In both cases, the auctioneer's expected revenue is 1/3.

This fact that the revenue is the same is not a coincidence - it is a special case of the revenue equivalence theorem. This holds only when the agents' valuations are statistically independent; when the valuations are dependent, we have a common value auction, and in this case, the revenue in a second-price auction is usually higher than in a first-price auction.

The item for sale may not be sold if the final bid is not high enough to satisfy the seller, that is, the seller reserves the right to accept or reject the highest bid. If the seller announces to the bidders the reserve price, it is a public reserve price auction. In contrast, if the seller does not announce the reserve price before the sale but only after the sale, it is a secret reserve price auction.

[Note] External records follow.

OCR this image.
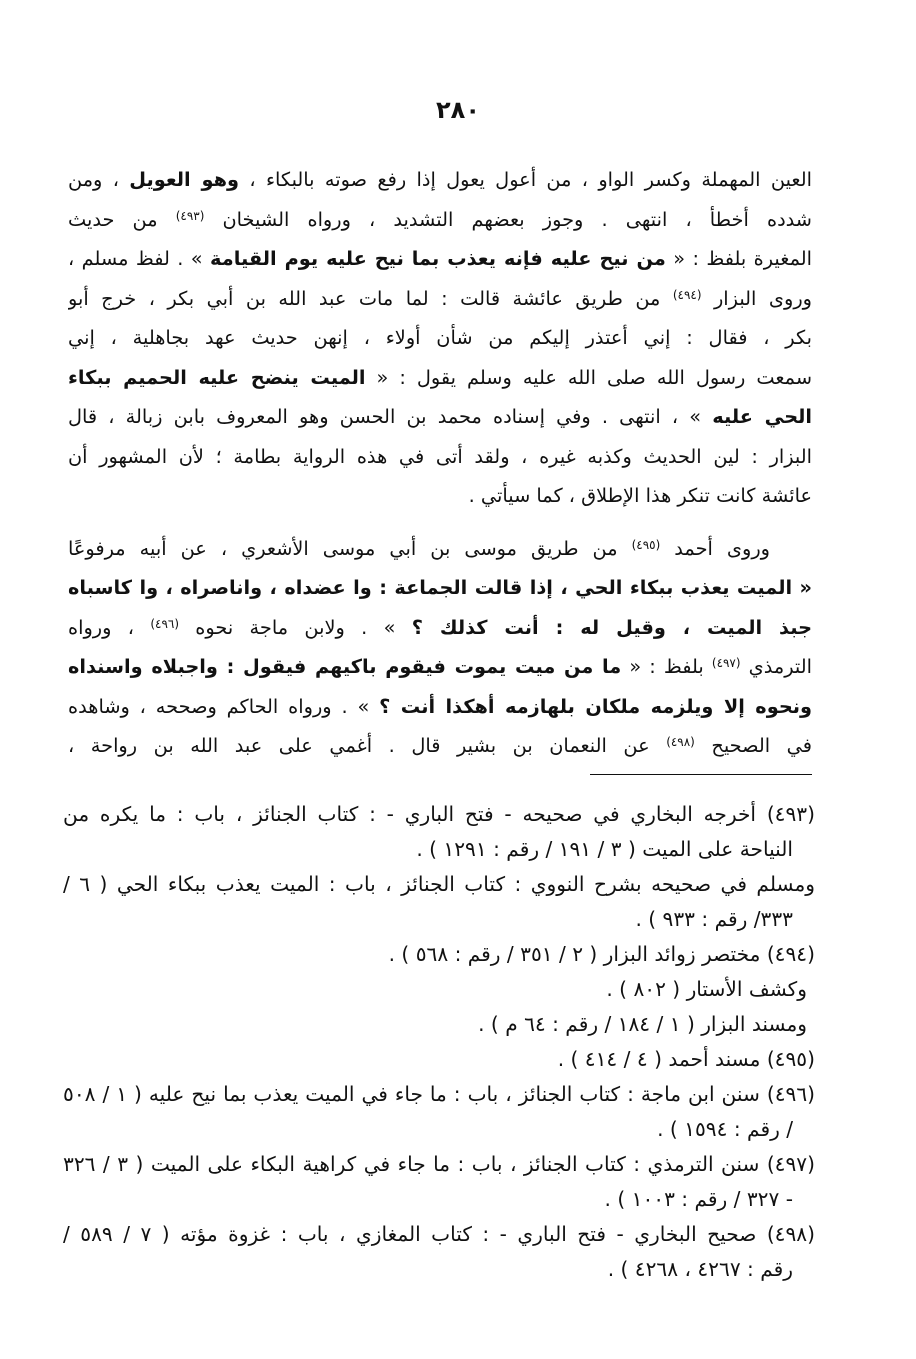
٢٨٠
العين المهملة وكسر الواو ، من أعول يعول إذا رفع صوته بالبكاء ، وهو العويل ، ومن
شدده أخطأ ، انتهى . وجوز بعضهم التشديد ، ورواه الشيخان $^{(٤٩٣)}$ من حديث
المغيرة بلفظ : « من نيح عليه فإنه يعذب بما نيح عليه يوم القيامة » . لفظ مسلم ،
وروى البزار $^{(٤٩٤)}$ من طريق عائشة قالت : لما مات عبد الله بن أبي بكر ، خرج أبو
بكر ، فقال : إني أعتذر إليكم من شأن أولاء ، إنهن حديث عهد بجاهلية ، إني
سمعت رسول الله صلى الله عليه وسلم يقول : « الميت ينضح عليه الحميم ببكاء
الحي عليه » ، انتهى . وفي إسناده محمد بن الحسن وهو المعروف بابن زبالة ، قال
البزار : لين الحديث وكذبه غيره ، ولقد أتى في هذه الرواية بطامة ؛ لأن المشهور أن
عائشة كانت تنكر هذا الإطلاق ، كما سيأتي .
وروى أحمد $^{(٤٩٥)}$ من طريق موسى بن أبي موسى الأشعري ، عن أبيه مرفوعًا
« الميت يعذب ببكاء الحي ، إذا قالت الجماعة : وا عضداه ، واناصراه ، وا كاسباه
جبذ الميت ، وقيل له : أنت كذلك ؟ » . ولابن ماجة نحوه $^{(٤٩٦)}$ ، ورواه
الترمذي $^{(٤٩٧)}$ بلفظ : « ما من ميت يموت فيقوم باكيهم فيقول : واجبلاه واسنداه
ونحوه إلا ويلزمه ملكان بلهازمه أهكذا أنت ؟ » . ورواه الحاكم وصححه ، وشاهده
في الصحيح $^{(٤٩٨)}$ عن النعمان بن بشير قال . أغمي على عبد الله بن رواحة ،
(٤٩٣) أخرجه البخاري في صحيحه - فتح الباري - : كتاب الجنائز ، باب : ما يكره من
النياحة على الميت ( ٣ / ١٩١ / رقم : ١٢٩١ ) .
ومسلم في صحيحه بشرح النووي : كتاب الجنائز ، باب : الميت يعذب ببكاء الحي ( ٦ /
٣٣٣/ رقم : ٩٣٣ ) .
(٤٩٤) مختصر زوائد البزار ( ٢ / ٣٥١ / رقم : ٥٦٨ ) .
وكشف الأستار ( ٨٠٢ ) .
ومسند البزار ( ١ / ١٨٤ / رقم : ٦٤ م ) .
(٤٩٥) مسند أحمد ( ٤ / ٤١٤ ) .
(٤٩٦) سنن ابن ماجة : كتاب الجنائز ، باب : ما جاء في الميت يعذب بما نيح عليه ( ١ / ٥٠٨
/ رقم : ١٥٩٤ ) .
(٤٩٧) سنن الترمذي : كتاب الجنائز ، باب : ما جاء في كراهية البكاء على الميت ( ٣ / ٣٢٦
- ٣٢٧ / رقم : ١٠٠٣ ) .
(٤٩٨) صحيح البخاري - فتح الباري - : كتاب المغازي ، باب : غزوة مؤته ( ٧ / ٥٨٩ /
رقم : ٤٢٦٧ ، ٤٢٦٨ ) .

== Comparison to other auctions ==
A FPSBA is distinct from the English auction in that bidders can only submit one bid each. Furthermore, as bidders cannot see the bids of other participants, they cannot adjust their own bids accordingly.

FPSBA has been argued to be strategically equivalent to the Dutch auction.

What are effectively FPSBA are commonly called tendering for procurement by companies and organizations, particularly for government contracts and auctions for mining leases. FPSBA are thought to lead to low procurement costs through competition and low corruption through increased transparency, even though they may entail a higher ex-post extra cost of the completed project and extra time to complete it.

A generalized first-price auction is a non-truthful auction mechanism for sponsored search (aka position auction).

A generalization of both 1st-price and 2nd-price auctions is an auction in which the price is some convex combination of the 1st and 2nd price.